The vast amounts of biomedical information that accumulate in modern databases (such as MEDLINE of the National Library of Medicine) impose a great difficulty for efficient wide surveying by researchers who try to evaluate new information considering existing biomedical literature even when advanced information search engines are used. Automated hypotheses generation systems are designed to help scientists to overcome these difficulties and accelerate their research. The pandemic situation with COVID-19 is precisely one of the cases when such systems can play an extremely important role in coping with the coronavirus. Using two different AI approaches, we have developed two systems to discover plausible hypotheses in the biomedical domain. In this project, we will will deploy the COVID-19 customized hypothesis generation and knowledge discovery system, massively run it on any relevant to this research queries, and publish the results (including trained AI models, and discovered information) in the open domain for broad scientific community with the goal to accelerate the COVID-19 research. This work focuses heavily on addressing fundamental knowledge discovery questions by modeling and formulating scientific hypotheses using the publicly available information in the biomedical domain. However, in general, these methods are not restricted to any specific information domain, i.e., they can be broadly used to discover knowledge in texts. Although our experimental work will be related to COVID-19, the methods can be applied with some reservations to any literature-based analysis. For example, in the Materials Science Initiative, one of the goals is to establish a systematic understanding of the material properties and discover new materials which can be done by analyzing using the massive corpus of papers. In the legal world, identifying related patents can be done using a similar hypothesis modeling methodology.
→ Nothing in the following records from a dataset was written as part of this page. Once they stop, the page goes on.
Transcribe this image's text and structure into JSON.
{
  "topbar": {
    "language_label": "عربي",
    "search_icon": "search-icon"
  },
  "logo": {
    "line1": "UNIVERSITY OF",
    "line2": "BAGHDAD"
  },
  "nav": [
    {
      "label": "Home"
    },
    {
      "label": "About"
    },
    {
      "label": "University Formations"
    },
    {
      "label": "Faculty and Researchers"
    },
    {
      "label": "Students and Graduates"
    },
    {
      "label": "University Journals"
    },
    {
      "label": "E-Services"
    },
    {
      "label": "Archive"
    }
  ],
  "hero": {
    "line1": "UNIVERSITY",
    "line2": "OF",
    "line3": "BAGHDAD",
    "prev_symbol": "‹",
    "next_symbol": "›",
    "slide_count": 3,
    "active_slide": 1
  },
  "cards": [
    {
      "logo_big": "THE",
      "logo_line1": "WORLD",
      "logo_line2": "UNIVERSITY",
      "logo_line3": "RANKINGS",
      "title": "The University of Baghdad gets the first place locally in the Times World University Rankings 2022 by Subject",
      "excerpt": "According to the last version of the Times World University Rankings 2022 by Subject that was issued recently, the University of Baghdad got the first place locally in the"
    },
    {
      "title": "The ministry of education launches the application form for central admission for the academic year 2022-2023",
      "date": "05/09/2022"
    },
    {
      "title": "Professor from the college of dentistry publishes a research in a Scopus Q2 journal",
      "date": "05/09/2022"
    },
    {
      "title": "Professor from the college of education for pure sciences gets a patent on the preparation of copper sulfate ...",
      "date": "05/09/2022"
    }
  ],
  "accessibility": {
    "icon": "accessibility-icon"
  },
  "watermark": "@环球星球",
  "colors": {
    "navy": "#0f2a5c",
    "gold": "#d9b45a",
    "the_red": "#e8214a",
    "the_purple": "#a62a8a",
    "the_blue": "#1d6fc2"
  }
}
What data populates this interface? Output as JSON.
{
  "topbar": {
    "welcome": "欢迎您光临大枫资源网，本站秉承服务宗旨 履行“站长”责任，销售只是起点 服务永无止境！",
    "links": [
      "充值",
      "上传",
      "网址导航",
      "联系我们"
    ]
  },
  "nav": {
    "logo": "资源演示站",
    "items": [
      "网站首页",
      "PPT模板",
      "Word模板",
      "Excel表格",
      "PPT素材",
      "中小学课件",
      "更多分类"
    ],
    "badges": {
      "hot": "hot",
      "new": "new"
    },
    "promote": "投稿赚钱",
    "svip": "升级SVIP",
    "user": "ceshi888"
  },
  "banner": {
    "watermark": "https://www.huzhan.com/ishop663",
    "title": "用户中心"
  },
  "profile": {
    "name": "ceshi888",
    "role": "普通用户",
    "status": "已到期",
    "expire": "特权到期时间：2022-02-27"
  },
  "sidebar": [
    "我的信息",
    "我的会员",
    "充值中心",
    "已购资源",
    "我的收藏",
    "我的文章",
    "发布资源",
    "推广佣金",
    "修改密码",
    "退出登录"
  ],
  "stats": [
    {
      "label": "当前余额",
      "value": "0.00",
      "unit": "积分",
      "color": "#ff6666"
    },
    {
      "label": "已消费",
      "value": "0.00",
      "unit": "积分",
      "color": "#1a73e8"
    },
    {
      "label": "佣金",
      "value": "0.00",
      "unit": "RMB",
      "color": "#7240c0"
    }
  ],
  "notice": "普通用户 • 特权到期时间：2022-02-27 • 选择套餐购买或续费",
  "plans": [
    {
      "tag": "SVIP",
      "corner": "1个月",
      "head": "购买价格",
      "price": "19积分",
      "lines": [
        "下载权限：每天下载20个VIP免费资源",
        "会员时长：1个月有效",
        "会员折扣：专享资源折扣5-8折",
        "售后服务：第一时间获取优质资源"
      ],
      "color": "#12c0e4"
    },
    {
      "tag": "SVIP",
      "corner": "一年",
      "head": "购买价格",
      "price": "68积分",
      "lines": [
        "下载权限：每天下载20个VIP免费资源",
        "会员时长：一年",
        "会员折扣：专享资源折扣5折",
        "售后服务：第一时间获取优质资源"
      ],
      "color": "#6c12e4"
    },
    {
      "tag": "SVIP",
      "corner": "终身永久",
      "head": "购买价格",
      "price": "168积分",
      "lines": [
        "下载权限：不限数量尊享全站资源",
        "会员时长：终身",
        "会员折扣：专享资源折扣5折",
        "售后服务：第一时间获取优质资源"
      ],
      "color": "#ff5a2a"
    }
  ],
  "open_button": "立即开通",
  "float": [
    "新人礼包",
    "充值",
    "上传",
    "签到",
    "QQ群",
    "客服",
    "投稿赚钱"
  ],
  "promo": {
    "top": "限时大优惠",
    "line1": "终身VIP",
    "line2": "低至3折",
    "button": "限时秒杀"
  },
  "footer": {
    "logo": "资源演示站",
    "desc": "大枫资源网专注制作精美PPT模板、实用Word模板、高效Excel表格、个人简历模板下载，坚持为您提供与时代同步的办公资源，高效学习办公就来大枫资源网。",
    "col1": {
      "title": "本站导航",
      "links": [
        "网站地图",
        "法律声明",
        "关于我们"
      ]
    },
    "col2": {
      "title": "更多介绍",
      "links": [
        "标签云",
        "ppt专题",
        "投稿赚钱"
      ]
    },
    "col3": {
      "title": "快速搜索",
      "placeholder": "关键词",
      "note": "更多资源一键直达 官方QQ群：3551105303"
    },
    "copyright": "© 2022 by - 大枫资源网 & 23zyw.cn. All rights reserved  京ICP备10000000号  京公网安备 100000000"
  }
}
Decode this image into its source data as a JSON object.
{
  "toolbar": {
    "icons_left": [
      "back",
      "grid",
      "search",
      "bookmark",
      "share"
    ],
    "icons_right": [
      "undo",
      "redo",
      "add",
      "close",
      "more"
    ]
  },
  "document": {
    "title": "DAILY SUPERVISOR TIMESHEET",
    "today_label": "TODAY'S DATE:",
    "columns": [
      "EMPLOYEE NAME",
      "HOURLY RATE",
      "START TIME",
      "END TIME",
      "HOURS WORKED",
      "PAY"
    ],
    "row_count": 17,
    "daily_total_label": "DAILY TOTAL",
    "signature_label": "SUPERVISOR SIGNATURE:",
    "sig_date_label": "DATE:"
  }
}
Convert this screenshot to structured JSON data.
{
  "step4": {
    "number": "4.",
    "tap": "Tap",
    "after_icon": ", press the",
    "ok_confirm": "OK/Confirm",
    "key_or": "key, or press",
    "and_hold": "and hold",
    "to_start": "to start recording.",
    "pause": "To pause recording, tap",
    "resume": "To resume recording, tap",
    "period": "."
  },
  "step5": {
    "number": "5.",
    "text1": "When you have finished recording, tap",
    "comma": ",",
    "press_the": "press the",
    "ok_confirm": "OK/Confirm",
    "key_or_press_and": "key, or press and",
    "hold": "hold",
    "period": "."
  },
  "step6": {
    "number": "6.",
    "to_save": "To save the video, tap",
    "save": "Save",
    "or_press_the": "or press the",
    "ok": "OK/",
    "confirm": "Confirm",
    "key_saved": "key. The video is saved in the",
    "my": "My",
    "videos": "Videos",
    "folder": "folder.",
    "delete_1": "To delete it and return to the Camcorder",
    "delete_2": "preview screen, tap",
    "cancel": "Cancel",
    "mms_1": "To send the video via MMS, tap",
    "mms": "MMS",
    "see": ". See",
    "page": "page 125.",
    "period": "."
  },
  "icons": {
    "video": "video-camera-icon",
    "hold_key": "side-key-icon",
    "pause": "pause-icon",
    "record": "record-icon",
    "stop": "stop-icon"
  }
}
In the heart of the proposed approach lies a big multi-modal and multi-relational semantic knowledge network of all biomedical objects extracted from a variety of heterogeneous databases of the National Library of Medicine. These objects include but are not limited to scientific papers, abstracts, keywords, phrases, elements of thesaurus, genes, proteins, mutations, pathways, diseases, and diagnoses. We will leverage two systems, namely MOLIERE and AGATHA, that are based on structural and deep learning, respectively. We will customize them using the rapidly updated dataset of new papers that has not been yet processed by the National Library of Medicine but already exists in the open domain such as in various preprint archives and reports. The MOLIERE system is based on the network analysis techniques applied on the graph constructed using the low-dimensional embedding of the papers with the result interpretation methods that are based on the probabilistic topic modeling. The AGATHA system processes texts at much finer granularity, and creates a semantic knowledge network using more accurate embedding techniques followed by the deep learning training for knowledge discovery. Two systems complement each other. While the AGATHA is of higher quality, the MOLIERE is more interpretable. A combination of both will be leveraged in this research.
This award reflects NSF's statutory mission and has been deemed worthy of support through evaluation using the Foundation's intellectual merit and broader impacts review criteria.